Prof. Dr. med. Michael Sticherling, Stv. Klinikdirektor Hautklinik, Uniklinikum Erlangen

Als Kerstin Zienert ihren Haarausfall bemerkt, geht sie zu verschiedenen Ärzten. Verzweifelt versucht sie alles, damit die Haare wiederkommen – ohne Erfolg.

"Ich habe sämtliche Therapien ausprobiert, die es gibt. Einmal die Apotheke rauf und runter. Ich war bei Hautärzten, Wunderheilern, Schamanen, ich bin über grüne Wiesen gelaufen. Ich habe Lepra Mittel genommen, bis meine Leber gesagt hat, sie macht nicht mehr mit."

Kerstin Zienert

Januskinase-Hemmer gegen kreisrunden Haarausfall zugelassen

Relativ neu gegen kreisrunden Haarausfall zugelassen sind sogenannte Januskinase-Hemmer. Bisher wurden die Medikamente in der Onkologie und Rheumatologie eingesetzt.

"Das sind Substanzen, die in der Zelle die Signalübertragung zum Zellkern und damit das Entstehen von Entzündungsstoffen beeinflussen. Nachdem wir den kreisrunden Haarausfall lange nur bedingt gut behandeln konnten, bilden diese Januskinase-Hemmer einen ganz erheblichen Fortschritt. Eine große Zahl von Patienten mit kreisrundem Haarausfall zeigt wieder Haarwachstum."

Prof. Dr. med. Michael Sticherling, Stv. Klinikdirektor Hautklinik, Uniklinikum Erlangen

Schwere Nebenwirkungen möglich

Zugelassen ist das Medikament aber nur für die schweren Fälle des kreisrunden Haarausfalls, ab etwa 50 Prozent Haarverlust auf der Kopfhaut. Und Prof. Sticherling empfiehlt das Medikament nur ganz bestimmten Patientinnen: Jungen, gesunden Frauen, ohne Vorerkrankungen. Denn das Mittel kann sonst schwere Nebenwirkungen hervorrufen, Nieren und Leber schädigen, Magen-Darmprobleme und sogar Hirnblutungen verursachen.
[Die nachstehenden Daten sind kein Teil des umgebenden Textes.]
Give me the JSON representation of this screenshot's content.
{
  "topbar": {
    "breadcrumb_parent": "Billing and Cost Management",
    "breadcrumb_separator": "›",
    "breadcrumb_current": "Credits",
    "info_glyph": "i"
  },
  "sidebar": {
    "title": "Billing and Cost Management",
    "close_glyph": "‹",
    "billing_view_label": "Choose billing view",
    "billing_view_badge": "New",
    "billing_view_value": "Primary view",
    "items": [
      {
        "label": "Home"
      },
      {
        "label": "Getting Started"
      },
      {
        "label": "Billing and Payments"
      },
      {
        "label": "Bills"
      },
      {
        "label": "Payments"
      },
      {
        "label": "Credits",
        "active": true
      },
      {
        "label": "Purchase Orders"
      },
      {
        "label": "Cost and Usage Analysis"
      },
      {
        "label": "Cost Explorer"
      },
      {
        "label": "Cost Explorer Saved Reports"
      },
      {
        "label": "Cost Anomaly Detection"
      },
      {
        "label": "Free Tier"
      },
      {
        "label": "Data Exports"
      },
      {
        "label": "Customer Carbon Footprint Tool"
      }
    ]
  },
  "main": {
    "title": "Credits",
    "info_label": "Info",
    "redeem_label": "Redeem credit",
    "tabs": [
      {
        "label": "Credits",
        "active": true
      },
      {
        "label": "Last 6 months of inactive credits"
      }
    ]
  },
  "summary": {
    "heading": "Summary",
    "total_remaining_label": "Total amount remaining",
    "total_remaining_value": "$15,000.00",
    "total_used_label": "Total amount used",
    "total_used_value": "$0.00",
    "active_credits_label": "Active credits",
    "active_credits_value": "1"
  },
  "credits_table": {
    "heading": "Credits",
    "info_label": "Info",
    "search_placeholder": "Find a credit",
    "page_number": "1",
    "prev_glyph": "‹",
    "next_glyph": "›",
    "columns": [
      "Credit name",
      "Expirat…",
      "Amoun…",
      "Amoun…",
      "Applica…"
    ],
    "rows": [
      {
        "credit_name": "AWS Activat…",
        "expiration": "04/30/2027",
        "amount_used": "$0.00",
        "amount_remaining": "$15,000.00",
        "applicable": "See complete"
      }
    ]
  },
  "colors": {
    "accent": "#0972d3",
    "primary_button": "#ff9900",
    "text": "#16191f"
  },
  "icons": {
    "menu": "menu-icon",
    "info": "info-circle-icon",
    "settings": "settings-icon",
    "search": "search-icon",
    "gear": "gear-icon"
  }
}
"Mögliche Nebenwirkungen sind im Herz-Kreislauf-System beispielsweise Herzinfarkte, das Entstehen und Weitertragen von Blutgerinnseln, sogenannte Embolien, und das Entstehen von bösartigen Erkrankungen."

Prof. Dr. med. Michael Sticherling, Stv. Klinikdirektor Hautklinik, Uniklinikum Erlangen

Das Medikament ist deswegen umstritten. Und: Patientinnen müssen es dauerhaft einnehmen. Setzen sie es ab, fallen die Haare wieder aus. Für Kerstin Zienert ist das keine Option.

"Weil die Nebenwirkungen einfach zu heftig sein könnten. Mir ist der Preis zu hoch für vorübergehenden Haarwuchs. Ich möchte gerne gesund sein."

Kerstin Zienert

Perücken statt Medikamente

Ihre Lösung: Sie trägt Perücken. Rot, dunkelblond, braun - lang oder kurz - ihre Frisuren wechselt sie durch.

"Ich komme hier supergut klar mit meinen Perücken und fühle mich damit auch wohl. Das sind meine Haare, die style und frisiere ich nach Lust und Laune. Und ja, selbst da freut man sich mal über einen Bad Hair Day."

Kerstin Zienert

Haarausfall bei Frauen: eine Erkrankung mit vielen Ursachen – die oft eine individuelle Lösung braucht.